Activities such as mining for resources or treasure hunting inside the bowels of a derelict structure are primarily where EVERSPACE 2 flexes its creative muscles. Unlike other space sims, manoeuvrability in EVERSPACE 2 feels closer to something like the Zero-G sections in Dead Space in that the player can push and pull objects out of the way, shoot mineral deposits on the face of asteroids and activate switches in a fully 3D environment. In practice, the freedom of movement in EVERSPACE 2 allows for a more thorough experience that other games within the same genre tend to ignore in favour of combat.
EVERSPACE 2’s release out of early-access brings with it several quality-of-life improvements such as colour-graded loot, which makes it easy to quickly parse through the rarity of your gear for when you’re micromanaging your spacecraft, to new camera angles such as a cockpit view and first-person camera, which are nice touches. However, I found myself mostly sticking with its default camera, particularly in some tricking chase sequences and narrow caverns.
Despite a fairly solid gameplay loop, EVERSPACE 2 left me wanting a little bit more in terms of interacting with some of the larger biomes present in the game. An example of this is the scale in which you can fly around and interact with planets and structures, which feel uneven in terms of their interactiveness, with many feeling devoid of life, especially in regard to city structures and areas that want to convey a lived-in atmosphere.

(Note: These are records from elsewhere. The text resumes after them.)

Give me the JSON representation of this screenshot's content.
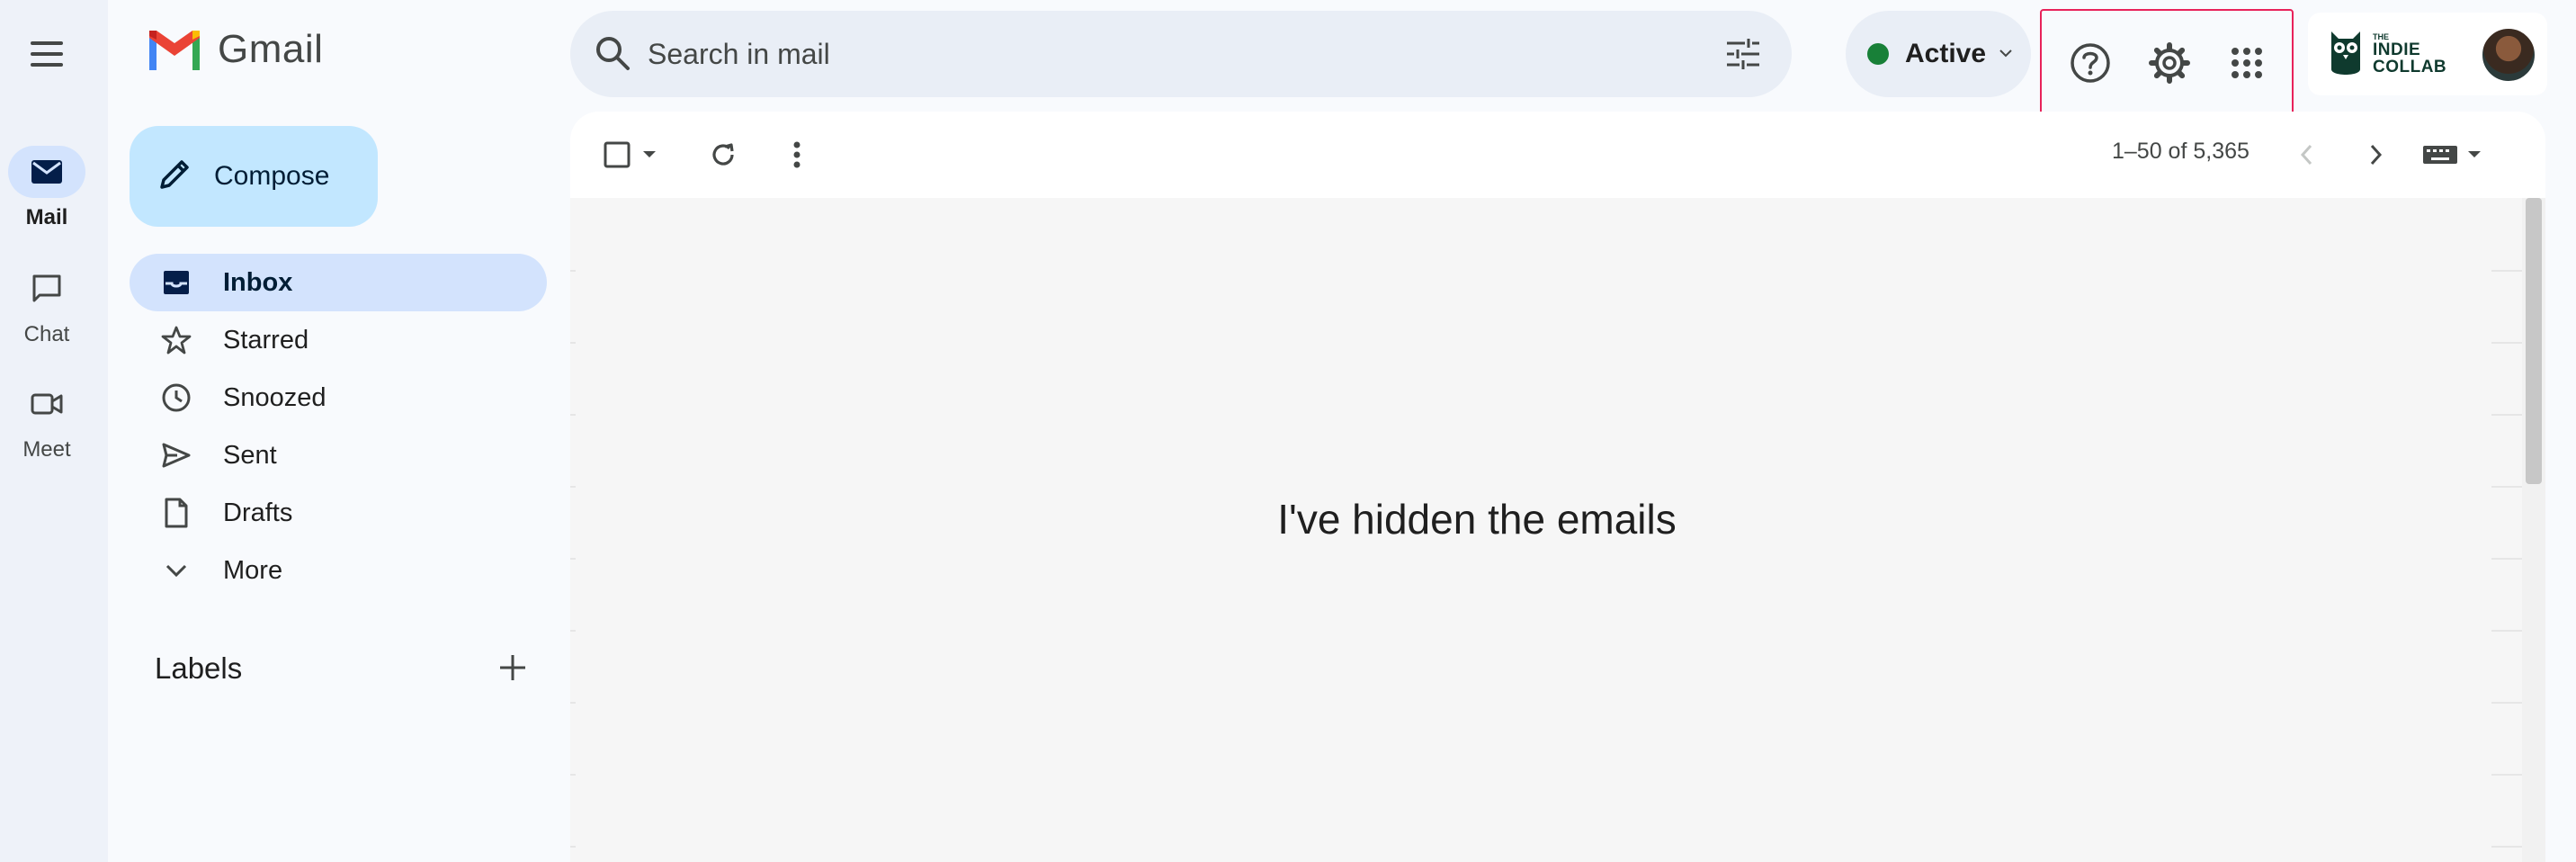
{
  "app": {
    "name": "Gmail"
  },
  "rail": {
    "items": [
      {
        "label": "Mail",
        "icon": "mail-icon",
        "active": true
      },
      {
        "label": "Chat",
        "icon": "chat-icon",
        "active": false
      },
      {
        "label": "Meet",
        "icon": "video-icon",
        "active": false
      }
    ]
  },
  "search": {
    "placeholder": "Search in mail"
  },
  "status": {
    "label": "Active",
    "color": "#188038"
  },
  "compose": {
    "label": "Compose"
  },
  "nav": {
    "items": [
      {
        "label": "Inbox",
        "icon": "inbox-icon",
        "active": true
      },
      {
        "label": "Starred",
        "icon": "star-icon"
      },
      {
        "label": "Snoozed",
        "icon": "clock-icon"
      },
      {
        "label": "Sent",
        "icon": "send-icon"
      },
      {
        "label": "Drafts",
        "icon": "draft-icon"
      },
      {
        "label": "More",
        "icon": "chevron-down-icon"
      }
    ]
  },
  "labels": {
    "title": "Labels"
  },
  "account": {
    "brand_small": "THE",
    "brand_line1": "INDIE",
    "brand_line2": "COLLAB"
  },
  "toolbar": {
    "page_info": "1–50 of 5,365"
  },
  "content": {
    "message": "I've hidden the emails"
  },
  "colors": {
    "accent": "#d3e3fd",
    "compose": "#c2e7ff",
    "highlight_border": "#e8225a"
  }
}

In-game cutscenes in EVERSPACE 2 are done via animatics which do a surprisingly great job conveying the story despite the jarring change in aesthetics from the in-game graphics to the painterly and stilted cinematics. The banter between Adam and the eclectic cast of characters the player meets along the way is mostly great, with my favourite being Elek, a small bat-like alien that feels like he’s ripped straight out of an 80s sci-fi design book.
“EVERSPACE 2 is a guaranteed blast with a surprisingly deep and engaging story to keep players interested even without prior knowledge of the series.”
I do wish some of the lesser enemies you encounter in EVERSPACE 2 had dialogue or radio chatter, as often, just shooting faceless enemies tends to feel somewhat repetitive. Thankfully, enemy variety in EVERSPACE 2 is varied enough that just when you think you’ve seen it all, a new mechanic or even boss encounter will show up, which helps alleviate some of the tedium of mowing through fodder.
Upgrading your ship starts off slow. Slowly trickling and expanding, opening up significantly as the player discovers new blueprints and master cores that gradually allow the player to tailor fit themselves with a ship that feels just as nuanced as a character builds in something like Diablo or one of its contemporaries.
Ultimately, EVERSPACE 2 is not exactly what I expected, as the game feels closer to something like Borderlands or Destiny in its focus on gear rather than pure space combat and simulation. However, this change is a refreshing take on the genre, particularly for fans of looter shooters that enjoy that dopamine hit of upgrading your character, or in this case, ship, with cool and exotic parts, which not only encourages exploration but creates a solid gameplay loop to keep players engaged.
If you’re a fan of the original EVERSPACE, then EVERSPACE 2 is already locked and loaded on your ship’s radar. Still, if you’re new to the series like I was or are in the market for a fresh spin on the looter shooter genre, EVERSPACE 2 is a guaranteed blast with a surprisingly deep and engaging story to keep players interested even without prior knowledge of the series.